V883 Orionis Mükemmel Bir Laboratuvar Sunmakta...
23:34:39
Bilim İnsanları, Dünya’nın Yaşamını Besleyen Suyun Yıldızlararası Uzaydan Geldiğini Buldu…
Bildiğimiz yaşamın temel bileşeni olan Dünya’nın suyu, muhtemelen milyarlarca yıl önce yıldızlararası uzaydaki toz taneciklerinden kaynaklandı. Dünya’nın suyunun beş milyar yıldan daha uzun bir süre önce yıldızlararası uzayda ortaya çıktığını ve Güneş’ten daha eski olduğunu bildiren yeni bir çalışma, tomurcuklanan yıldız sistemlerinde suyun evrimi hakkında büyüleyici bilgiler ortaya koyuyor. Bu bulgu, su barındıran diğer yaşanabilir gezegenleri bulma çabalarına bilgi sağlayacaktır…

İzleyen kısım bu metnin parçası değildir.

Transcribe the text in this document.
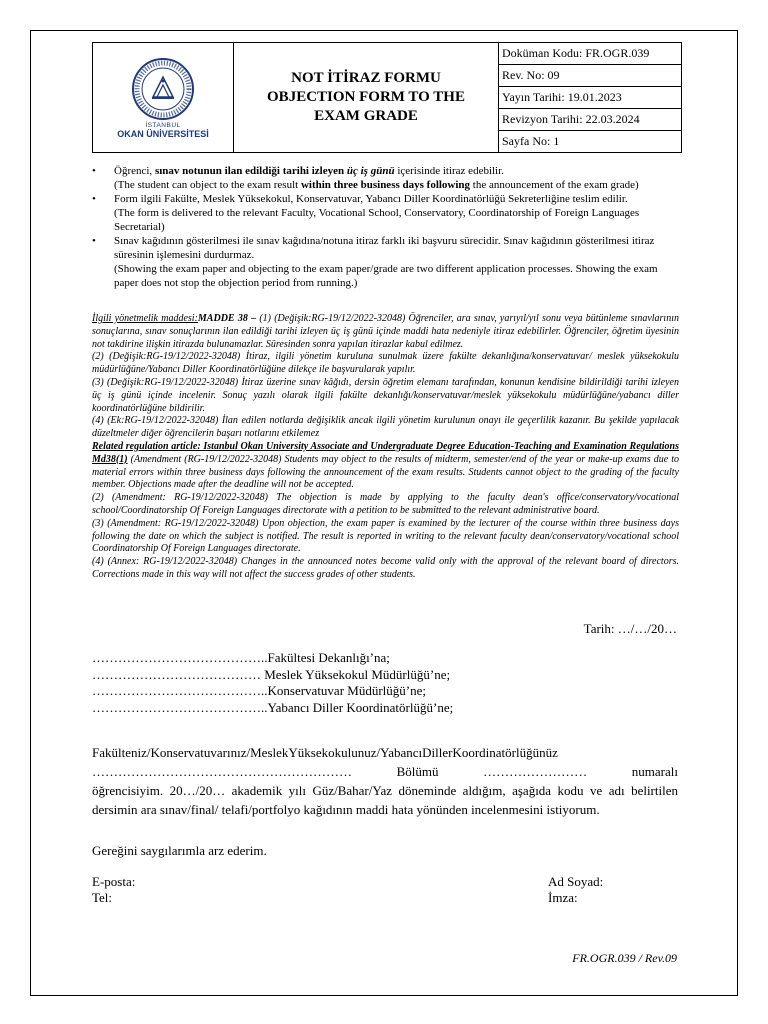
İSTANBUL
OKAN ÜNİVERSİTESİ

NOT İTİRAZ FORMU
OBJECTION FORM TO THE
EXAM GRADE
	Doküman Kodu: FR.OGR.039
Rev. No: 09
Yayın Tarihi: 19.01.2023
Revizyon Tarihi: 22.03.2024
Sayfa No: 1
• Öğrenci, sınav notunun ilan edildiği tarihi izleyen üç iş günü içerisinde itiraz edebilir.
(The student can object to the exam result within three business days following the announcement of the exam grade)
• Form ilgili Fakülte, Meslek Yüksekokul, Konservatuvar, Yabancı Diller Koordinatörlüğü Sekreterliğine teslim edilir.
(The form is delivered to the relevant Faculty, Vocational School, Conservatory, Coordinatorship of Foreign Languages Secretarial)
• Sınav kağıdının gösterilmesi ile sınav kağıdına/notuna itiraz farklı iki başvuru sürecidir. Sınav kağıdının gösterilmesi itiraz süresinin işlemesini durdurmaz.
(Showing the exam paper and objecting to the exam paper/grade are two different application processes. Showing the exam paper does not stop the objection period from running.)

İlgili yönetmelik maddesi:MADDE 38 – (1) (Değişik:RG-19/12/2022-32048) Öğrenciler, ara sınav, yarıyıl/yıl sonu veya bütünleme sınavlarının sonuçlarına, sınav sonuçlarının ilan edildiği tarihi izleyen üç iş günü içinde maddi hata nedeniyle itiraz edebilirler. Öğrenciler, öğretim üyesinin not takdirine ilişkin itirazda bulunamazlar. Süresinden sonra yapılan itirazlar kabul edilmez.

(2) (Değişik:RG-19/12/2022-32048) İtiraz, ilgili yönetim kuruluna sunulmak üzere fakülte dekanlığına/konservatuvar/ meslek yüksekokulu müdürlüğüne/Yabancı Diller Koordinatörlüğüne dilekçe ile başvurularak yapılır.

(3) (Değişik:RG-19/12/2022-32048) İtiraz üzerine sınav kâğıdı, dersin öğretim elemanı tarafından, konunun kendisine bildirildiği tarihi izleyen üç iş günü içinde incelenir. Sonuç yazılı olarak ilgili fakülte dekanlığı/konservatuvar/meslek yüksekokulu müdürlüğüne/yabancı diller koordinatörlüğüne bildirilir.

(4) (Ek:RG-19/12/2022-32048) İlan edilen notlarda değişiklik ancak ilgili yönetim kurulunun onayı ile geçerlilik kazanır. Bu şekilde yapılacak düzeltmeler diğer öğrencilerin başarı notlarını etkilemez

Related regulation article: Istanbul Okan University Associate and Undergraduate Degree Education-Teaching and Examination Regulations Md38(1) (Amendment (RG-19/12/2022-32048) Students may object to the results of midterm, semester/end of the year or make-up exams due to material errors within three business days following the announcement of the exam results. Students cannot object to the grading of the faculty member. Objections made after the deadline will not be accepted.

(2) (Amendment: RG-19/12/2022-32048) The objection is made by applying to the faculty dean's office/conservatory/vocational school/Coordinatorship Of Foreign Languages directorate with a petition to be submitted to the relevant administrative board.

(3) (Amendment: RG-19/12/2022-32048) Upon objection, the exam paper is examined by the lecturer of the course within three business days following the date on which the subject is notified. The result is reported in writing to the relevant faculty dean/conservatory/vocational school Coordinatorship Of Foreign Languages directorate.

(4) (Annex: RG-19/12/2022-32048) Changes in the announced notes become valid only with the approval of the relevant board of directors. Corrections made in this way will not affect the success grades of other students.

Tarih: …/…/20…
…………………………………..Fakültesi Dekanlığı’na;
………………………………… Meslek Yüksekokul Müdürlüğü’ne;
…………………………………..Konservatuvar Müdürlüğü’ne;
…………………………………..Yabancı Diller Koordinatörlüğü’ne;
Fakülteniz/Konservatuvarınız/MeslekYüksekokulunuz/YabancıDillerKoordinatörlüğünüz
……………………………………………………	Bölümü	……………………	numaralı
öğrencisiyim. 20…/20… akademik yılı Güz/Bahar/Yaz döneminde aldığım, aşağıda kodu ve adı belirtilen dersimin ara sınav/final/ telafi/portfolyo kağıdının maddi hata yönünden incelenmesini istiyorum.
Gereğini saygılarımla arz ederim.
E-posta:
Tel:
Ad Soyad:
İmza:
FR.OGR.039 / Rev.09
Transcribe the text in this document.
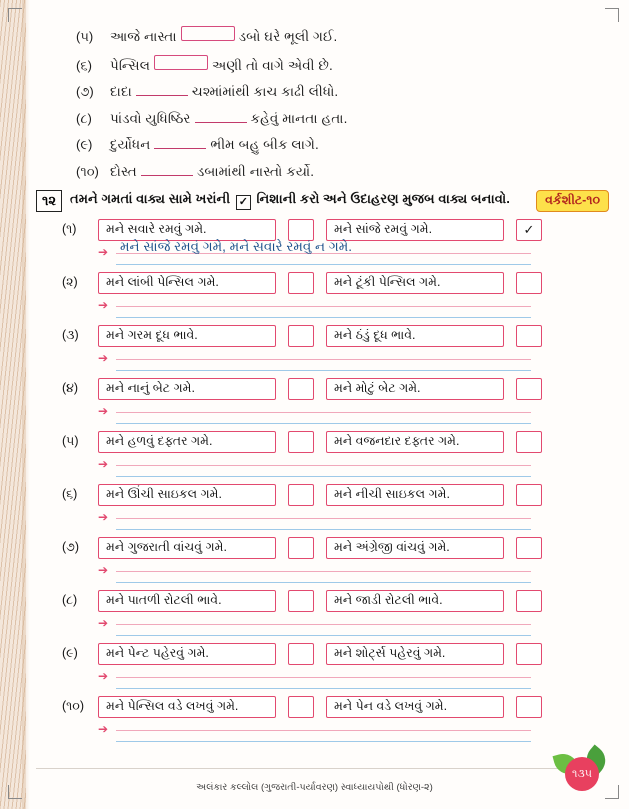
(૫)	આજે નાસ્તા	ડબો ઘરે ભૂલી ગઈ.
(૬)	પેન્સિલ	અણી તો વાગે એવી છે.
(૭)	દાદા	ચશ્માંમાંથી કાચ કાઢી લીધો.
(૮)	પાંડવો યુધિષ્ઠિર	કહેવું માનતા હતા.
(૯)	દુર્યોધન	ભીમ બહુ બીક લાગે.
(૧૦) દોસ્ત	ડબામાંથી નાસ્તો કર્યો.
૧૨	તમને ગમતાં વાક્ય સામે ખરાંની ✓ નિશાની કરો અને ઉદાહરણ મુજબ વાક્ય બનાવો.	વર્કશીટ-૧૦
(૧)	મને સવારે રમવું ગમે.	મને સાંજે રમવું ગમે.	✓
➔ મને સાંજે રમવું ગમે, મને સવારે રમવું ન ગમે.
(૨)	મને લાંબી પેન્સિલ ગમે.	મને ટૂંકી પેન્સિલ ગમે.
➔
(૩)	મને ગરમ દૂધ ભાવે.	મને ઠંડું દૂધ ભાવે.
➔
(૪)	મને નાનું બેટ ગમે.	મને મોટું બેટ ગમે.
➔
(૫)	મને હળવું દફ્તર ગમે.	મને વજનદાર દફ્તર ગમે.
➔
(૬)	મને ઊંચી સાઇકલ ગમે.	મને નીચી સાઇકલ ગમે.
➔
(૭)	મને ગુજરાતી વાંચવું ગમે.	મને અંગ્રેજી વાંચવું ગમે.
➔
(૮)	મને પાતળી રોટલી ભાવે.	મને જાડી રોટલી ભાવે.
➔
(૯)	મને પેન્ટ પહેરવું ગમે.	મને શોર્ટ્સ પહેરવું ગમે.
➔
(૧૦)	મને પેન્સિલ વડે લખવું ગમે.	મને પેન વડે લખવું ગમે.
➔
અલંકાર કલ્લોલ (ગુજરાતી-પર્યાવરણ) સ્વાધ્યાયપોથી (ધોરણ-૨)
૧૩૫
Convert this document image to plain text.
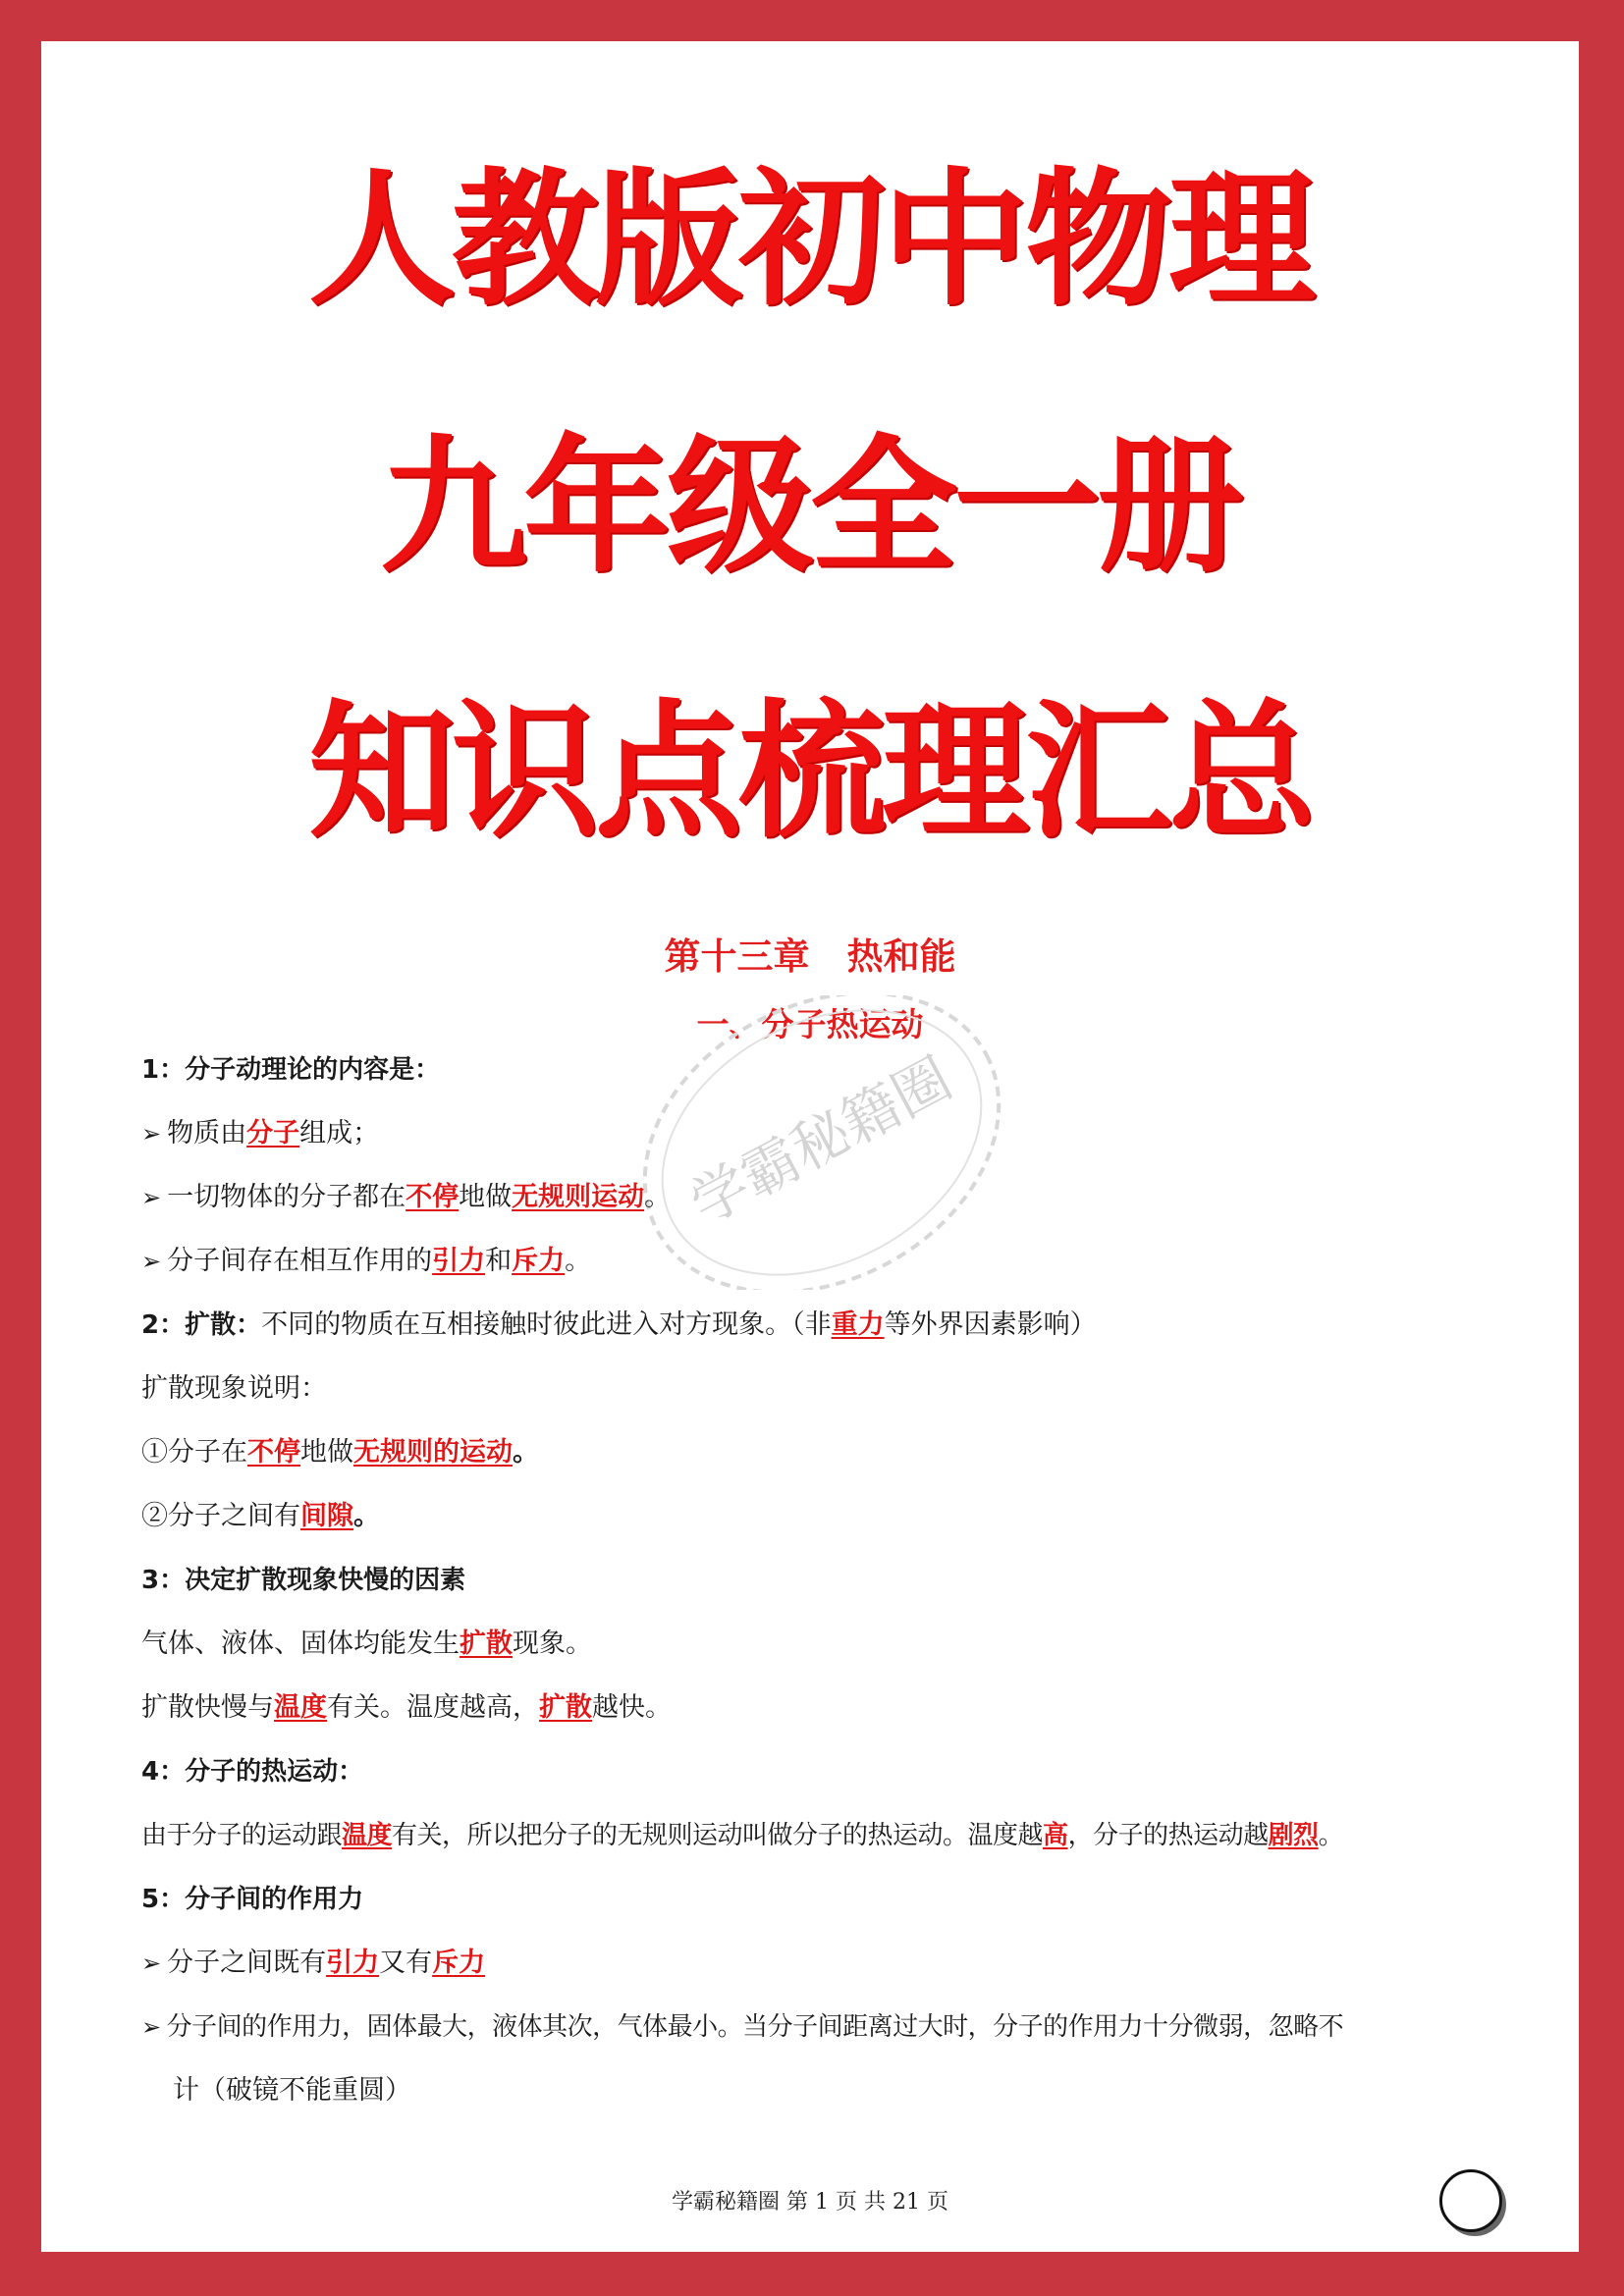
人教版初中物理
九年级全一册
知识点梳理汇总
第十三章 热和能
一、分子热运动
学霸秘籍圈
1：分子动理论的内容是：
➢ 物质由分子组成；
➢ 一切物体的分子都在不停地做无规则运动。
➢ 分子间存在相互作用的引力和斥力。
2：扩散：不同的物质在互相接触时彼此进入对方现象。（非重力等外界因素影响）
扩散现象说明：
①分子在不停地做无规则的运动。
②分子之间有间隙。
3：决定扩散现象快慢的因素
气体、液体、固体均能发生扩散现象。
扩散快慢与温度有关。温度越高，扩散越快。
4：分子的热运动：
由于分子的运动跟温度有关，所以把分子的无规则运动叫做分子的热运动。温度越高，分子的热运动越剧烈。
5：分子间的作用力
➢ 分子之间既有引力又有斥力
➢ 分子间的作用力，固体最大，液体其次，气体最小。当分子间距离过大时，分子的作用力十分微弱，忽略不
计（破镜不能重圆）
学霸秘籍圈 第 1 页 共 21 页
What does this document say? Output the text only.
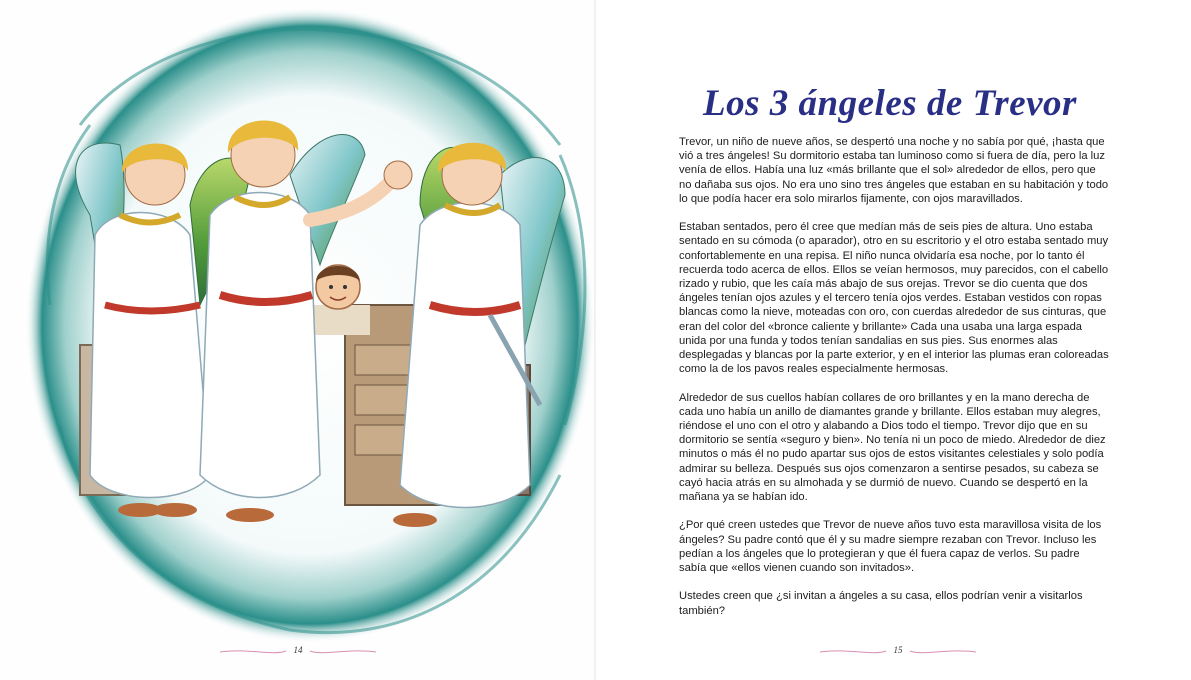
14
Los 3 ángeles de Trevor

Trevor, un niño de nueve años, se despertó una noche y no sabía por qué, ¡hasta que vió a tres ángeles! Su dormitorio estaba tan luminoso como si fuera de día, pero la luz venía de ellos. Había una luz «más brillante que el sol» alrededor de ellos, pero que no dañaba sus ojos. No era uno sino tres ángeles que estaban en su habitación y todo lo que podía hacer era solo mirarlos fijamente, con ojos maravillados.

Estaban sentados, pero él cree que medían más de seis pies de altura. Uno estaba sentado en su cómoda (o aparador), otro en su escritorio y el otro estaba sentado muy confortablemente en una repisa. El niño nunca olvidaría esa noche, por lo tanto él recuerda todo acerca de ellos. Ellos se veían hermosos, muy parecidos, con el cabello rizado y rubio, que les caía más abajo de sus orejas. Trevor se dio cuenta que dos ángeles tenían ojos azules y el tercero tenía ojos verdes. Estaban vestidos con ropas blancas como la nieve, moteadas con oro, con cuerdas alrededor de sus cinturas, que eran del color del «bronce caliente y brillante» Cada una usaba una larga espada unida por una funda y todos tenían sandalias en sus pies. Sus enormes alas desplegadas y blancas por la parte exterior, y en el interior las plumas eran coloreadas como la de los pavos reales especialmente hermosas.

Alrededor de sus cuellos habían collares de oro brillantes y en la mano derecha de cada uno había un anillo de diamantes grande y brillante. Ellos estaban muy alegres, riéndose el uno con el otro y alabando a Dios todo el tiempo. Trevor dijo que en su dormitorio se sentía «seguro y bien». No tenía ni un poco de miedo. Alrededor de diez minutos o más él no pudo apartar sus ojos de estos visitantes celestiales y solo podía admirar su belleza. Después sus ojos comenzaron a sentirse pesados, su cabeza se cayó hacia atrás en su almohada y se durmió de nuevo. Cuando se despertó en la mañana ya se habían ido.

¿Por qué creen ustedes que Trevor de nueve años tuvo esta maravillosa visita de los ángeles? Su padre contó que él y su madre siempre rezaban con Trevor. Incluso les pedían a los ángeles que lo protegieran y que él fuera capaz de verlos. Su padre sabía que «ellos vienen cuando son invitados».

Ustedes creen que ¿si invitan a ángeles a su casa, ellos podrían venir a visitarlos también?

15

Gökbilimciler, Dünya’dan yaklaşık 1.300 ışık yılı uzaklıkta bulunan bebek yıldız V883 Orionis‘i çevreleyen su buharının daha önce görülmemiş bir görüntüsünü yakalayarak, gelişmekte olan bir yıldız sisteminde ilk kez suyun iki önemli versiyonunun oranını ölçmelerini sağladı. Sonuçlar, V883 Orionis sistemindeki suyun bileşiminin kendi güneş sistemimizdeki birçok cisimdeki su içeriğine çok benzediğini ortaya koyarak, Dünya’daki suyun büyük bir kısmının Güneş’in doğumundan önce var olan yıldızlararası toz taneciklerinden kaynaklandığı teorisine ağırlık kazandıran bir keşif oldu.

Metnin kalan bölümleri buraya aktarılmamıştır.